I am curious to know if someone has a reference table as to how many passes should be done when ,let's say for an example, a spiral or straight-cutting bit is used to make a desired slot.Of course this depends on the thickness of material and its density or type( Hardwood as opposed to softwoods).My owner's manual does tell me what speeds to use according to pliability of woods being cut,but not if it can be completed in 1 pass.Any ideas..................


----------



## Spacemanspiff (Sep 11, 2004)

Well I have heard not to make a pass that is any deeper than half the diametre of the bit you are using. I use it as a general rule of thumb and it seems to work.

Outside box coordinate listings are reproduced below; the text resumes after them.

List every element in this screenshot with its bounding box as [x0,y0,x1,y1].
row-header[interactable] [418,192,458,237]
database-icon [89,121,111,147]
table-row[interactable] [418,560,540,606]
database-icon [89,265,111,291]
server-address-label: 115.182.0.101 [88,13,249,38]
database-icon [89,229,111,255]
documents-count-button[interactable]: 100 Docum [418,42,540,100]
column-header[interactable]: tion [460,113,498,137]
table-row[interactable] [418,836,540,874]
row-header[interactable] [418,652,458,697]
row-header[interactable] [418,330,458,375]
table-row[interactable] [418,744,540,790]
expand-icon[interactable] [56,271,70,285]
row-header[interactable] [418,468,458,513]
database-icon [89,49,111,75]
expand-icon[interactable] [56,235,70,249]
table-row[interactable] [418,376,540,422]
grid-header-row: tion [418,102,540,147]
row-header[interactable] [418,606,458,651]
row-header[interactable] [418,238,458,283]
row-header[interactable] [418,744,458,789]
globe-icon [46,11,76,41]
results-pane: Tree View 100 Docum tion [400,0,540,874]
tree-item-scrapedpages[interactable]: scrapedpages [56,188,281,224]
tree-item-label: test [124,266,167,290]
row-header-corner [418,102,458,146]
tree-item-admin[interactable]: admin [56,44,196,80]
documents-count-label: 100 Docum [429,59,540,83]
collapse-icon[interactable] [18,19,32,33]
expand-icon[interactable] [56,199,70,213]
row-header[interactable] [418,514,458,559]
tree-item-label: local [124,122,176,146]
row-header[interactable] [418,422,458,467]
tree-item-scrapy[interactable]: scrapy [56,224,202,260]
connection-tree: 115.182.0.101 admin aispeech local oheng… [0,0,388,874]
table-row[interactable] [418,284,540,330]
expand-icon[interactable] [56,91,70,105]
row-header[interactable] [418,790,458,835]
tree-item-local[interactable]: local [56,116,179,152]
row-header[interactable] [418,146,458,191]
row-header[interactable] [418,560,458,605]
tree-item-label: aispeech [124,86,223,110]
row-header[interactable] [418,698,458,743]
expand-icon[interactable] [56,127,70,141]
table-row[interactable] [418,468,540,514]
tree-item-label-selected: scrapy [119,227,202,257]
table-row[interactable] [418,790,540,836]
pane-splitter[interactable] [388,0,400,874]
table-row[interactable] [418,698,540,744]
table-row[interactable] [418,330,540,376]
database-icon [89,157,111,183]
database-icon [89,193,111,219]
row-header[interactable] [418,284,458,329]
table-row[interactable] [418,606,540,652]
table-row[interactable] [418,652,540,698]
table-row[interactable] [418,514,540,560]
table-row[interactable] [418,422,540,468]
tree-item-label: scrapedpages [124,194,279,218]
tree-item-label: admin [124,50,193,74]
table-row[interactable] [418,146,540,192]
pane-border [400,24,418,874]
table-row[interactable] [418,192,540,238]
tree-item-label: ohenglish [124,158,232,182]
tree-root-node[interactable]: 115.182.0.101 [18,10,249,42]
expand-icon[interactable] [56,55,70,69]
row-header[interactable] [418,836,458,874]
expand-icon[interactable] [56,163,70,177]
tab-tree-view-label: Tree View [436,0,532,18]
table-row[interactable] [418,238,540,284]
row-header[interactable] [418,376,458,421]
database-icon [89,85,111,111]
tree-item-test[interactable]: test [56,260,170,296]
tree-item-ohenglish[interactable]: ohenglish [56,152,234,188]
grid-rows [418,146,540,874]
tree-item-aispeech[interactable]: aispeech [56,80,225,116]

However, it does worry me that if I chuck up a 12mm straight flute and try to take off 6mm in one pass that it is too much. In this case I only take off 3mm at most. So I guess what I am saying is 3mm cut maximum. (ALthough the last cut I make is a very light one to clean it up).

Hope this is not too confusing.
Aaron


----------



## template tom (Sep 18, 2004)

Whilst I agree with Aaron.
The depth of cut will vary with the type of material being cut (hard or soft) and I suppose we should take into consideration the sharpness of the cutter. But always leave that Imm for the final cut as Aaron suggested.
Tom


----------



## ejant (Sep 10, 2004)

I have found if not sure start with shallow passes and get the feel for the material/bit and how they are reacting together. Then adjust accordingly.


----------



## rout-on (Sep 13, 2004)

Thanks,basically what I thought,but always appreciative from other input.


----------



## Dewy (Sep 15, 2004)

Although many will use different depths of cut, I find it's something you get used to depending on the material.
You would make a shallower cut in a hardwood than you would on a softwood.
I like to use a bit of waste wood to try a few cuts on before going to the workpiece.
That way I can get the feel of the wood first.
I spent all my working life in a toolroom mainly using a vertical mill which is like a huge overhead router.
When you are cutting 5% chrome steel you soon learn to get the feel of the material you are cutting or the cutters will overheat and break.


----------



## Putzger (Sep 13, 2004)

ejant said:


> I have found if not sure start with shallow passes and get the feel for the material/bit and how they are reacting together. Then adjust accordingly.


That's dead-on advise :sold: 


As an example of it, I was cutting a 28" long slot through a piece of finished 3/4" particle board today (It's the adjustable pivot point slot for a band saw circle cutting jig).

The first plunge cut with a 1/4" spiral up-cut bit seemed to go rather quickly so I tentatively began a full-depth route. I went quite slowly, but it just didn't seem "quite right".  

I changed over to making an 1/8th- deep pass and WOW! The bit bore across that material as if there were no tomorrow. So shallow cuts it was.  

I think I was finished and cleaned up after making several passes in less time than it would have taken me to make a single dep pass. (And I'm sure the router bit liked the several-passes way of doing it better as well  )

So yeah, playing it by the feel of the material is the only realistic way to go. Some stuff just cuts faster and cleaner than other stuff -- but you aren't going to know 'til you get into it


----------